– Погоди, – прервал рассказчика Дженнак. – Если гребцы твои свалились со скамей, что же ты не посадил на них пленных?
Хищная физиономия Челери скривилась; он будто бы пытался сдержать ухмылку, оскорбительную для светлорожденного вождя. Но хоть и сдержал, на лице его было написано: что ты, сухопутный червь, понимаешь в морских обычаях! Черепаха под седалищем Сеннама – и та знает больше!
– Посадивший на весла пленника подставляет горло под нож убийцы, – объяснил О’Каймор, поглаживая бок. Повязка уже была снята, и об ожоге напоминало лишь розовое пятно, словно мазок краски на смуглом теле кейтабца. Он встал, потянулся, напомнив видом своим приподнявшуюся на задних лапах жабу, и вытащил из-за пояса бронзовую трубу. Приставил к глазу, оглядел горизонт, медленно поворачиваясь на пятках, и буркнул:
– Собачья моча! Ни земли, ни скалы, ни тучи, ни облака! А ветер ровный… Словно Сеннам дует в корму, а Пан-нар-Са лень почесаться и устроить что-нибудь этакое… – Тидам изобразил руками волны.
– Вот и не гневи их обоих, – сказал Челери. – Мы живы, пока Морской Старец спит, а уж проснется…
На Островах, как было уже известно Дженнаку, Паннар-Са, гигантского осьминога, боялись, ненавидели и почитали не меньше, чем Шестерых. Его именем клялись, проклинали и благословляли; ему приносили жертвы (что было совсем несвойственно учению кинара и даже запрещалось в Чилам Баль); наконец, многие чудесные устройства кейтабцев тоже заставляли вспомнить о древнем морском демоне.
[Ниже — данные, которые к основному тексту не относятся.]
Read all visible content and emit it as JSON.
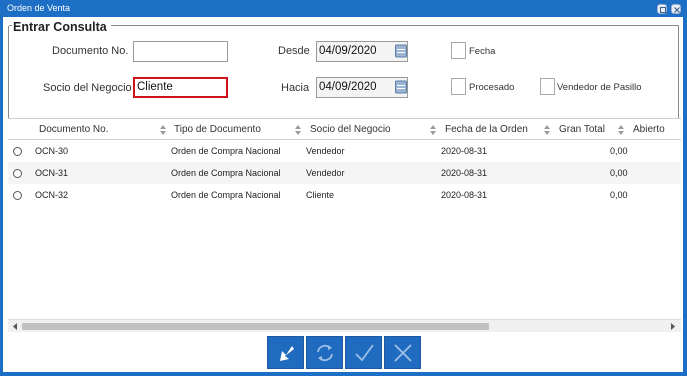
{
  "window": {
    "title": "Orden de Venta"
  },
  "form": {
    "legend": "Entrar Consulta",
    "documento_label": "Documento No.",
    "documento_value": "",
    "desde_label": "Desde",
    "desde_value": "04/09/2020",
    "socio_label": "Socio del Negocio",
    "socio_value": "Cliente",
    "hacia_label": "Hacia",
    "hacia_value": "04/09/2020",
    "fecha_label": "Fecha",
    "procesado_label": "Procesado",
    "vendedor_label": "Vendedor de Pasillo"
  },
  "table": {
    "headers": [
      "Documento No.",
      "Tipo de Documento",
      "Socio del Negocio",
      "Fecha de la Orden",
      "Gran Total",
      "Abierto"
    ],
    "rows": [
      {
        "doc": "OCN-30",
        "tipo": "Orden de Compra Nacional",
        "socio": "Vendedor",
        "fecha": "2020-08-31",
        "total": "0,00"
      },
      {
        "doc": "OCN-31",
        "tipo": "Orden de Compra Nacional",
        "socio": "Vendedor",
        "fecha": "2020-08-31",
        "total": "0,00"
      },
      {
        "doc": "OCN-32",
        "tipo": "Orden de Compra Nacional",
        "socio": "Cliente",
        "fecha": "2020-08-31",
        "total": "0,00"
      }
    ]
  },
  "actions": {
    "buttons": [
      "back-icon",
      "refresh-icon",
      "ok-icon",
      "cancel-icon"
    ]
  },
  "colors": {
    "accent": "#1c6fc4",
    "button": "#1f6bbf",
    "active_border": "#d0121b"
  }
}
К примеру, машины, бросавшие жидкий огонь, или вот эта труба с блестящими выпуклыми стеклами, именуемая Оком Паннар-Са… Ей Дженнак обрадовался бы куда больше, чем браслетам с голубыми жемчужинами и клинку, украшенному бирюзой. Но у дареного попугая не пересчитывают перья в хвосте.
Он протянул руку, и О’Каймор вложил в нее увесистый бронзовый цилиндр. Стоило поглядеть сквозь него, как волны прыгнули прямо к лицу Дженнака; он увидел и резавшие воду акульи плавники, и стремительные серые тела в глубине, и темный веселый глаз морского тапира, крутившегося неподалеку, и разноцветные плетеные шнуры, трепещущие на реях «Сирима», и людей на палубах трех остальных драммаров. Потом он направил трубу вдаль, но тут волшебство ее закончилось: горизонт ближе не стал, а по-прежнему тянулся вокруг мира изумрудно-синим кольцом. Прав О’Каймор – ни земли, ни скалы, ни тучи, ни облака!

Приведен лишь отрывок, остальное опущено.